Há várias passagens em Mil Shows do Melvin, – financiado por uma campanha -, que mostram um pouco da alma desse homem-menino que participou, mesmo, de mais de mil shows neste pedaço de chão chamado Brasil e em vários outros países. Miguel rodou muita estrada, enfrentou dificuldades, teve tantas alegrias quanto, e soube esperar e agir. Sim, não é fácil. Mas para isso é preciso mais do que boa vontade. Mesclam-se estrutura emocional e financeira, um pouco de coragem, bons relacionamentos, ingenuidade, oportunidades e muita sorte. Não necessariamente nessa ordem…

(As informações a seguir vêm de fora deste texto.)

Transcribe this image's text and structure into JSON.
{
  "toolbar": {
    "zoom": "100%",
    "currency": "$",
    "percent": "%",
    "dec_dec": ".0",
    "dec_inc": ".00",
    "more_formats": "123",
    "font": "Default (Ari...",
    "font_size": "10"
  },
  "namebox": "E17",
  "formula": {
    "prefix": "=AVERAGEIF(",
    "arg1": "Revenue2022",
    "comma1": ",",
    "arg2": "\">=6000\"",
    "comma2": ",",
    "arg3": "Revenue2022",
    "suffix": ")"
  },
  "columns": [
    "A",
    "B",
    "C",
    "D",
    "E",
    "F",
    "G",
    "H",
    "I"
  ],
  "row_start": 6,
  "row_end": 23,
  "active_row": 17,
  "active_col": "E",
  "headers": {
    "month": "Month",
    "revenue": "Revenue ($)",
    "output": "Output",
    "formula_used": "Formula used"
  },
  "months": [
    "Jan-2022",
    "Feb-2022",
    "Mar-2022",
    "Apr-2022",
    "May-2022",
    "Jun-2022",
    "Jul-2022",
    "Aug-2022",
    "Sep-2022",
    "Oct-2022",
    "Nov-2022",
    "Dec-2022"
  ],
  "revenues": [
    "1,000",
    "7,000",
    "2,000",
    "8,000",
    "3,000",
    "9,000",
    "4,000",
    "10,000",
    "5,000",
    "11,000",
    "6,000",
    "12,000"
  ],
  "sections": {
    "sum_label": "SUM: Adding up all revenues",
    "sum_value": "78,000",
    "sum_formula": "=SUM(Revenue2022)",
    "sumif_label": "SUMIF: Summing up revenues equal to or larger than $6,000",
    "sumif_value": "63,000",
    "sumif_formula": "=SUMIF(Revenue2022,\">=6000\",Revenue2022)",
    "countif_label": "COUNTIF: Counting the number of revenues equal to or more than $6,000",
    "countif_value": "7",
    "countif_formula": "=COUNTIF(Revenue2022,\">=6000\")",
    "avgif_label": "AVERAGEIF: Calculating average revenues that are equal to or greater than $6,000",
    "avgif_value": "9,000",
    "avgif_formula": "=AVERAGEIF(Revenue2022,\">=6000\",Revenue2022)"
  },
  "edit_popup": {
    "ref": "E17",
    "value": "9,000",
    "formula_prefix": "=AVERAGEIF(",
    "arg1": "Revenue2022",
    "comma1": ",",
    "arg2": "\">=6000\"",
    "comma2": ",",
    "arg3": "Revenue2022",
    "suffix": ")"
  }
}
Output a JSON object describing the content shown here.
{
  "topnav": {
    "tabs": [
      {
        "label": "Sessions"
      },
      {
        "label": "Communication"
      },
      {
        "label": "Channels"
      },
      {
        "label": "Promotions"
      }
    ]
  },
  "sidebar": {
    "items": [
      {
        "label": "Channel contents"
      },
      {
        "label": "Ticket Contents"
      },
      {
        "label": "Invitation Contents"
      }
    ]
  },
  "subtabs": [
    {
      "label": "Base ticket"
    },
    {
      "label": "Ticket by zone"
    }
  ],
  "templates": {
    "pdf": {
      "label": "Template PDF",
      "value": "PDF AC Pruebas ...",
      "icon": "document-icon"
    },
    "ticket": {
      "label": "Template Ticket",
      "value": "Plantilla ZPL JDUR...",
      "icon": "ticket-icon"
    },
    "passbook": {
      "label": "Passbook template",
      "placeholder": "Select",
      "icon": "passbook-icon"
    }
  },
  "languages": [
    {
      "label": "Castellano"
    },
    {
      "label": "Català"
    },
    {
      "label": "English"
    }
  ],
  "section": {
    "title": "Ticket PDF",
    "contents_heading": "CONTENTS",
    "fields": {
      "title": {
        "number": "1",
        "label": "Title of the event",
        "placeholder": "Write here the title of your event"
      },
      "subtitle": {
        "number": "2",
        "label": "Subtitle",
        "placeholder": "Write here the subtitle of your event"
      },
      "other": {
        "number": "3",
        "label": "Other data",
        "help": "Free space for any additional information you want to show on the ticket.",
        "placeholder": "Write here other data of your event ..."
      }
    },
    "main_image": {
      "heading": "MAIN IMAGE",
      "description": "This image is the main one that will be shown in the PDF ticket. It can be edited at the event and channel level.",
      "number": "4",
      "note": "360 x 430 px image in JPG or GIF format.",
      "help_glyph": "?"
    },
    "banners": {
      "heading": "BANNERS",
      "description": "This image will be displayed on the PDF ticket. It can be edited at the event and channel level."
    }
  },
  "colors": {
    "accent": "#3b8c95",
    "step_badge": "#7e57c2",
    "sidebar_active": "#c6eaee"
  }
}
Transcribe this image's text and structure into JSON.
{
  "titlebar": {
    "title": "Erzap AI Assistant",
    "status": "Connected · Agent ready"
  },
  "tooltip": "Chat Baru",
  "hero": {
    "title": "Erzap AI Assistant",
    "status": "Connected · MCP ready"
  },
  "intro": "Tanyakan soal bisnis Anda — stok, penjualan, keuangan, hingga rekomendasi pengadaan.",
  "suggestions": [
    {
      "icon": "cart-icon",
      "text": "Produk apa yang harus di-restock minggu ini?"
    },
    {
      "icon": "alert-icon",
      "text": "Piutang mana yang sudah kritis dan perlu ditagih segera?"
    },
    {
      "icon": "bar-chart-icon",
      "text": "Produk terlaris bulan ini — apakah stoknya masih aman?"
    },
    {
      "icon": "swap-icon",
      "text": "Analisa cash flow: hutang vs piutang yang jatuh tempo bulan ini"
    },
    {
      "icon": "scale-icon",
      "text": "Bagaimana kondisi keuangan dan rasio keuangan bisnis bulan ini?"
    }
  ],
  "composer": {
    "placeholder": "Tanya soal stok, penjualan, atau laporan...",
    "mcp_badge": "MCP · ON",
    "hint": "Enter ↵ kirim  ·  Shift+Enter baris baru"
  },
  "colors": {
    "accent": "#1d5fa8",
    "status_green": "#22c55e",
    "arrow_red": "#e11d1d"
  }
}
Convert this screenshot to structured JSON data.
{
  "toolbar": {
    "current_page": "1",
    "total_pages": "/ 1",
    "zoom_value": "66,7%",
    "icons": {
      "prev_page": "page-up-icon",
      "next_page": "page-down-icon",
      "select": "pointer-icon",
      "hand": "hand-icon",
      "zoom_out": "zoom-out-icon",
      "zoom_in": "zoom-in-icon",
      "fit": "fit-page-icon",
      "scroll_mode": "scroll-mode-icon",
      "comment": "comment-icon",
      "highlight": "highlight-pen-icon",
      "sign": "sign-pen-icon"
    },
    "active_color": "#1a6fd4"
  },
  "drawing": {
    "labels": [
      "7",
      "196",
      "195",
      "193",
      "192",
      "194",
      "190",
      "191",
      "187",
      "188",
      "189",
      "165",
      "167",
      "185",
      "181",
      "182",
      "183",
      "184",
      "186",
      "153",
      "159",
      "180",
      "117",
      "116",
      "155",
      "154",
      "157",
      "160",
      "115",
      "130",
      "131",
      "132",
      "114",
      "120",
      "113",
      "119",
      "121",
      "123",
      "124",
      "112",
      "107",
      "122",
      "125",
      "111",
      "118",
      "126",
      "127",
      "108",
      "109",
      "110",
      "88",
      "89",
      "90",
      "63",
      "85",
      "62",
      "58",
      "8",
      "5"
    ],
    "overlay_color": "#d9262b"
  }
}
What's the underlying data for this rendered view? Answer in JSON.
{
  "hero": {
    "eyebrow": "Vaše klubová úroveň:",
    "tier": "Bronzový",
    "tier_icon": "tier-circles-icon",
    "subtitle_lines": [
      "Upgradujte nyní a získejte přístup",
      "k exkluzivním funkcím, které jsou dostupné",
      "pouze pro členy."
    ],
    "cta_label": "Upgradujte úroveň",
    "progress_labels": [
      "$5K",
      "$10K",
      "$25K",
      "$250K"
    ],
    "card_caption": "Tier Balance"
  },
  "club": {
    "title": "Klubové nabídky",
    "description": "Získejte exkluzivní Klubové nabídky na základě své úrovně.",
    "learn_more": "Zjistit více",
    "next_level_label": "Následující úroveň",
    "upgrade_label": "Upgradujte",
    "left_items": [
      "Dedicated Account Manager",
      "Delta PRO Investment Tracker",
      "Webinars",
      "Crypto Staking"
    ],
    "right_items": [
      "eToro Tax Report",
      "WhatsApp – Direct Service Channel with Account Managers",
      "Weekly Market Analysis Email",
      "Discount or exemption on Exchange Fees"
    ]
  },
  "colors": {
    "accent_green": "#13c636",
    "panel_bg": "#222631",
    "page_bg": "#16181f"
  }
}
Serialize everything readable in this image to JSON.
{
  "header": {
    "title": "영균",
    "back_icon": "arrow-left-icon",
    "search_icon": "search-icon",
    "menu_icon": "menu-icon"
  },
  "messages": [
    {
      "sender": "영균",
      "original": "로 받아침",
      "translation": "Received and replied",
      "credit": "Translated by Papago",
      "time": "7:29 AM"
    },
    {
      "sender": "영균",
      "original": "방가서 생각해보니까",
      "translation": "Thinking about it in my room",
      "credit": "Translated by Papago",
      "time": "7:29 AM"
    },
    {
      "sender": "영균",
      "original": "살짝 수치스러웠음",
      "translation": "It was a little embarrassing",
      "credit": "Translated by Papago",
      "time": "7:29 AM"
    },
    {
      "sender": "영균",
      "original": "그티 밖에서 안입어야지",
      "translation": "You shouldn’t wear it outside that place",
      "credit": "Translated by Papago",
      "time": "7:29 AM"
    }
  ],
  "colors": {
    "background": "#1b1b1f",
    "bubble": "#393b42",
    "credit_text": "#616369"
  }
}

O livro Estrada é um diário de viagens com descrição de personagens e bastidores. Há passagens deliciosas (que não devo compartilhar porque seria bullying!) como a de ter tocado com os Buzzcocks e de ter se apresentado no CBGB. Há a história do anão (ladrão!), Los Hermanos, Autoramas, Dictators, Marky Ramone, a peça-ópera-rock Hedwig (que adoro até hoje), Monobloco, etc, etc, etc e etc. E nada menos do que isso.

Se há algum pecado no livro – se há – é o de “fazer” sugerir que todo mundo pode ser capaz de percorrer a mesma trajetória. Livros e biografias inspiram, mas não apresentam soluções. A vida ensina. Diariamente. Podemos conciliar algumas ideias, cruzar alguns caminhos, mas não há uma determinante que afirme que isso ou aquilo “dará certo”. Dar certo é ser, fazer. Seja para 5 ou 5 mil. E nesse quesito, Miguel – ou Melvin – tem sido muito bem sucedido. E que haja mais estradas para que os sonhos desse jovem-homem se transformem em mais realidades! Vai, Miguel! vai!